O discurso informal que o presidente Lula fez na posse do ministro Nelson Jobim transmitido pelo radio, porém, dirigido ao fechado circulo palaciano, produziu um efeito devastador nas mentes enlutadas da nação. Somente os membros da corte palaciana, isolados do pesar nacional, acharam graça na autentica simplicidade presidencial, que segundo o próprio visava desafogar a dor.

Ao negar o contato próximo com os familiares e amigos das vitimas do acidente com o avião da Tam, que seria o recurso mais esperado de um político que adotou a informalidade como estilo de governo, o presidente alargou a distancia que o separa das idéias daqueles que o criaram a imagem de um líder com forte identidade popular.

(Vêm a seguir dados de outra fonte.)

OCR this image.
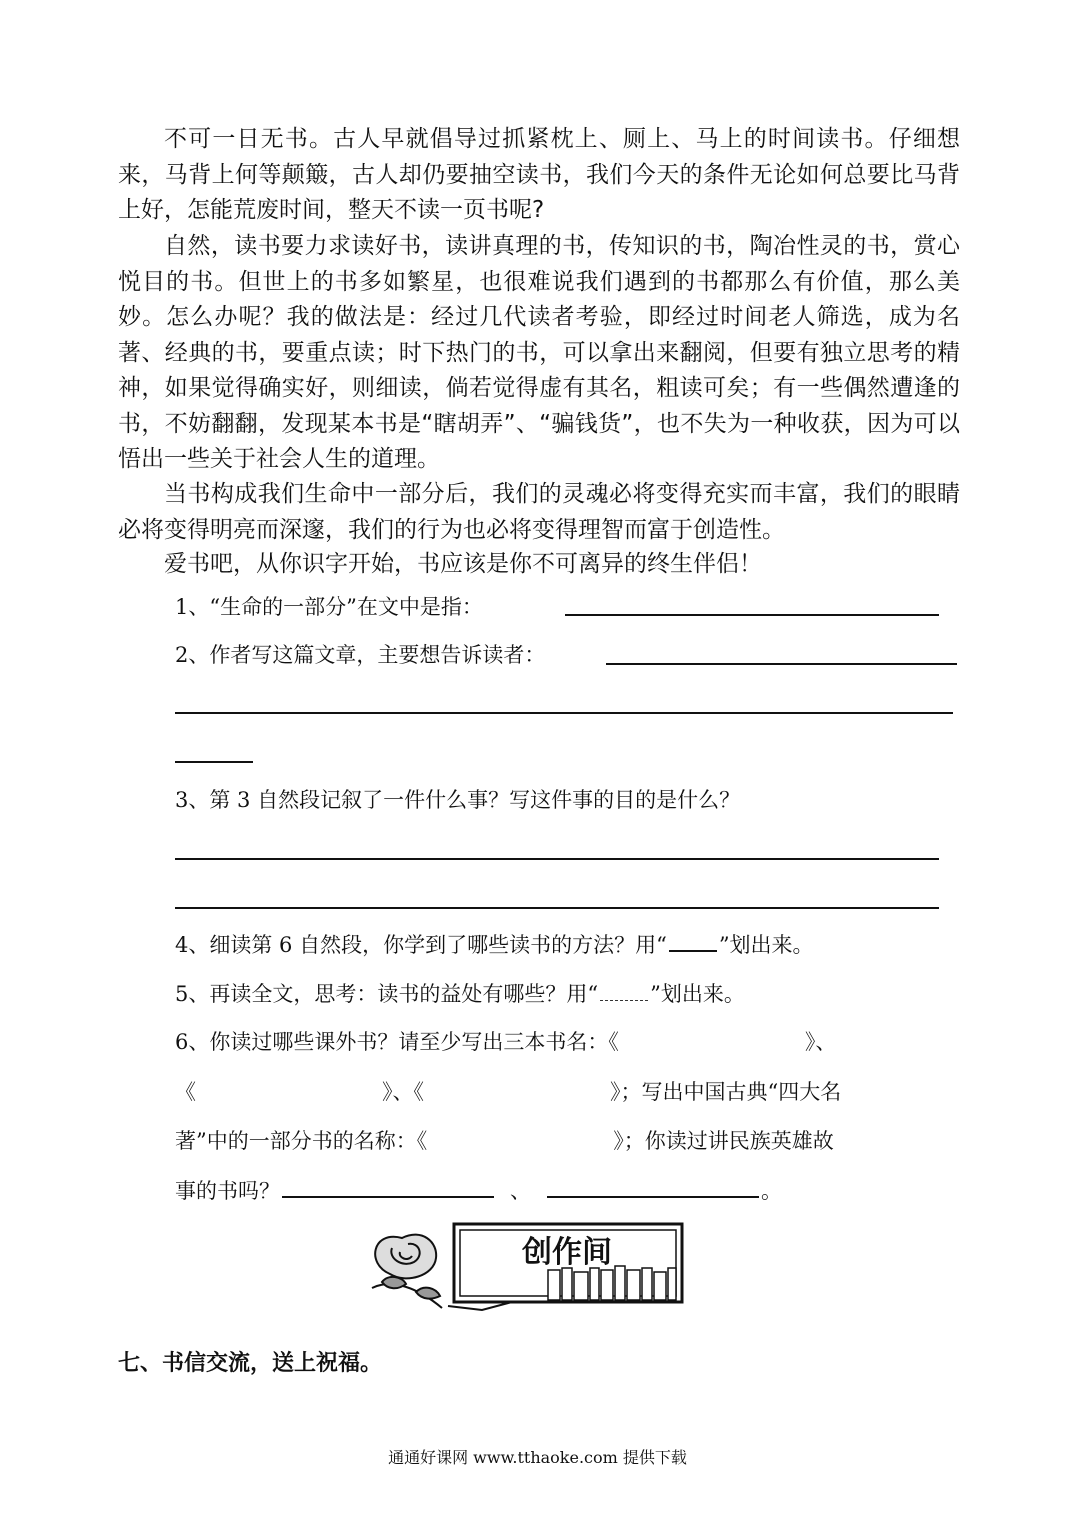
不可一日无书。古人早就倡导过抓紧枕上、厕上、马上的时间读书。仔细想来，马背上何等颠簸，古人却仍要抽空读书，我们今天的条件无论如何总要比马背上好，怎能荒废时间，整天不读一页书呢?

自然，读书要力求读好书，读讲真理的书，传知识的书，陶冶性灵的书，赏心悦目的书。但世上的书多如繁星，也很难说我们遇到的书都那么有价值，那么美妙。怎么办呢？我的做法是：经过几代读者考验，即经过时间老人筛选，成为名著、经典的书，要重点读；时下热门的书，可以拿出来翻阅，但要有独立思考的精神，如果觉得确实好，则细读，倘若觉得虚有其名，粗读可矣；有一些偶然遭逢的书，不妨翻翻，发现某本书是“瞎胡弄”、“骗钱货”，也不失为一种收获，因为可以悟出一些关于社会人生的道理。

当书构成我们生命中一部分后，我们的灵魂必将变得充实而丰富，我们的眼睛必将变得明亮而深邃，我们的行为也必将变得理智而富于创造性。

爱书吧，从你识字开始，书应该是你不可离异的终生伴侣！

1、“生命的一部分”在文中是指：
2、作者写这篇文章，主要想告诉读者：
3、第 3 自然段记叙了一件什么事？写这件事的目的是什么？
4、细读第 6 自然段，你学到了哪些读书的方法？用“ ”划出来。
5、再读全文，思考：读书的益处有哪些？用“ ”划出来。
6、你读过哪些课外书？请至少写出三本书名：《	》、
《	》、《	》；写出中国古典“四大名
著”中的一部分书的名称：《	》；你读过讲民族英雄故
事的书吗？	、	。
创作间
七、书信交流，送上祝福。
通通好课网 www.tthaoke.com 提供下载
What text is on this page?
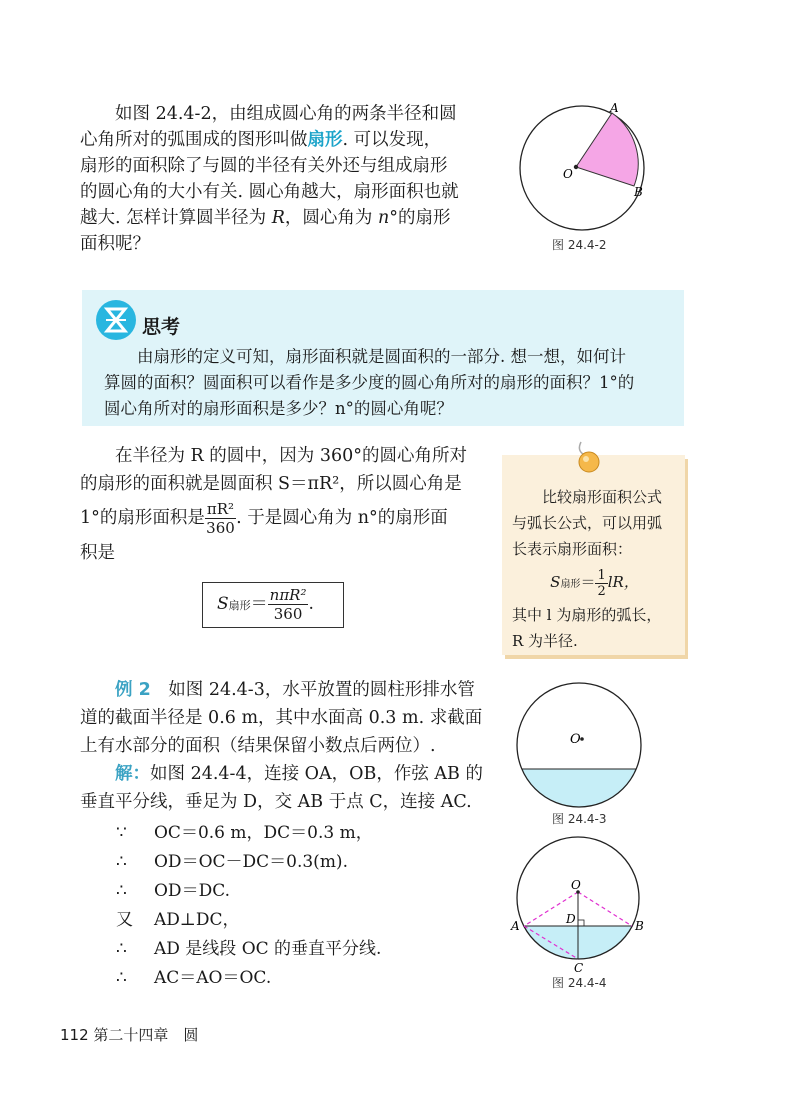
如图 24.4-2，由组成圆心角的两条半径和圆

心角所对的弧围成的图形叫做扇形. 可以发现，

扇形的面积除了与圆的半径有关外还与组成扇形

的圆心角的大小有关. 圆心角越大，扇形面积也就

越大. 怎样计算圆半径为 R，圆心角为 n°的扇形

面积呢？

A
B
O
图 24.4-2
思考
由扇形的定义可知，扇形面积就是圆面积的一部分. 想一想，如何计
算圆的面积？圆面积可以看作是多少度的圆心角所对的扇形的面积？1°的
圆心角所对的扇形面积是多少？n°的圆心角呢？

在半径为 R 的圆中，因为 360°的圆心角所对

的扇形的面积就是圆面积 S＝πR²，所以圆心角是

1°的扇形面积是 $\frac{\text{πR²}}{360}$ . 于是圆心角为 n°的扇形面

积是

S扇形＝ $\frac{\text{nπR²}}{360}$ .
比较扇形面积公式
与弧长公式，可以用弧
长表示扇形面积：
S扇形＝ $\frac{1}{2}$ lR，
其中 l 为扇形的弧长，
R 为半径.

例 2　 如图 24.4-3，水平放置的圆柱形排水管

道的截面半径是 0.6 m，其中水面高 0.3 m. 求截面

上有水部分的面积（结果保留小数点后两位）.

解：如图 24.4-4，连接 OA，OB，作弦 AB 的

垂直平分线，垂足为 D，交 AB 于点 C，连接 AC.

∵ OC＝0.6 m，DC＝0.3 m，
∴ OD＝OC－DC＝0.3(m).
∴ OD＝DC.
又 AD⊥DC，
∴ AD 是线段 OC 的垂直平分线.
∴ AC＝AO＝OC.
O
图 24.4-3
O
A	B
D
C
图 24.4-4
112 第二十四章　圆
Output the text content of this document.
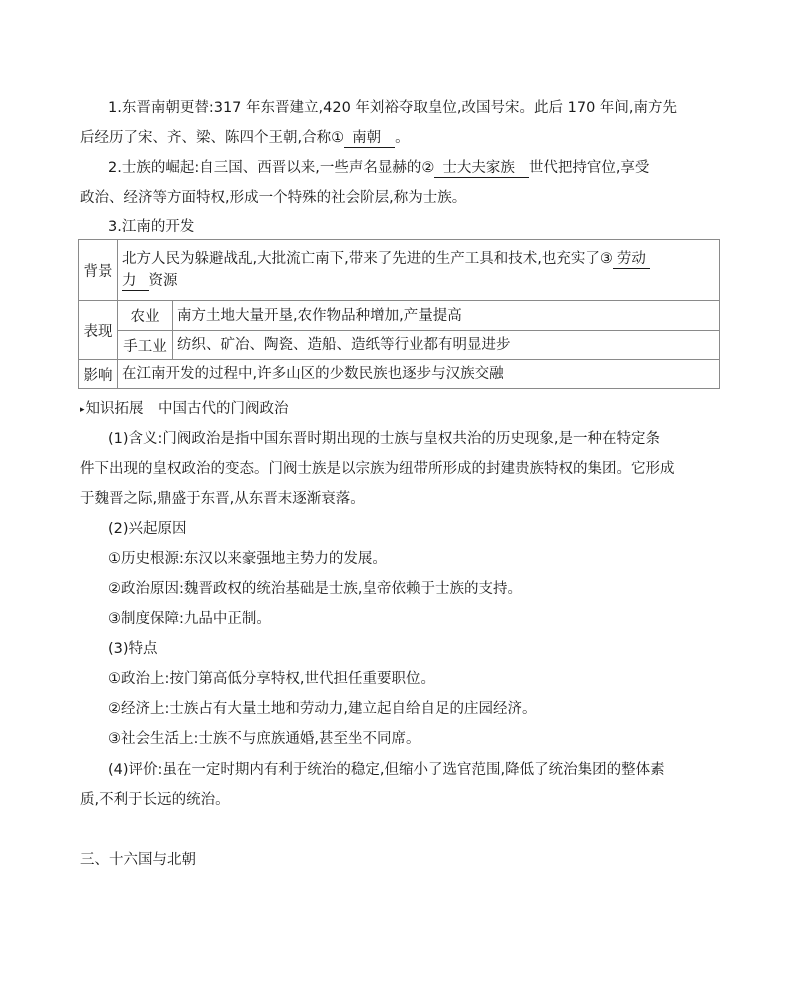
1.东晋南朝更替:317 年东晋建立,420 年刘裕夺取皇位,改国号宋。此后 170 年间,南方先
后经历了宋、齐、梁、陈四个王朝,合称① 南朝 。
2.士族的崛起:自三国、西晋以来,一些声名显赫的② 士大夫家族 世代把持官位,享受
政治、经济等方面特权,形成一个特殊的社会阶层,称为士族。
3.江南的开发
背景	北方人民为躲避战乱,大批流亡南下,带来了先进的生产工具和技术,也充实了③ 劳动
力 资源	
表现	农业	南方土地大量开垦,农作物品种增加,产量提高
	手工业	纺织、矿冶、陶瓷、造船、造纸等行业都有明显进步
影响	在江南开发的过程中,许多山区的少数民族也逐步与汉族交融	
▸知识拓展　中国古代的门阀政治
(1)含义:门阀政治是指中国东晋时期出现的士族与皇权共治的历史现象,是一种在特定条
件下出现的皇权政治的变态。门阀士族是以宗族为纽带所形成的封建贵族特权的集团。它形成
于魏晋之际,鼎盛于东晋,从东晋末逐渐衰落。
(2)兴起原因
①历史根源:东汉以来豪强地主势力的发展。
②政治原因:魏晋政权的统治基础是士族,皇帝依赖于士族的支持。
③制度保障:九品中正制。
(3)特点
①政治上:按门第高低分享特权,世代担任重要职位。
②经济上:士族占有大量土地和劳动力,建立起自给自足的庄园经济。
③社会生活上:士族不与庶族通婚,甚至坐不同席。
(4)评价:虽在一定时期内有利于统治的稳定,但缩小了选官范围,降低了统治集团的整体素
质,不利于长远的统治。
三、十六国与北朝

Agora sabemos que além de temer cerimônias fúnebres e vaias, o presidente também teme aviões -os três fatos colocados na mesma ordem de importância. Ao mesmo tempo ficamos sabendo que não constará da agenda presidencial solenidades que possam colocar em dúvida a popularidade do presidente.

Esses acontecimentos comprovam que a informalidade pode ser tão hipócrita quanto à austeridade, quando oculta os verdadeiros temores, os interesses e as vinculações que levam e mantém um governante no poder.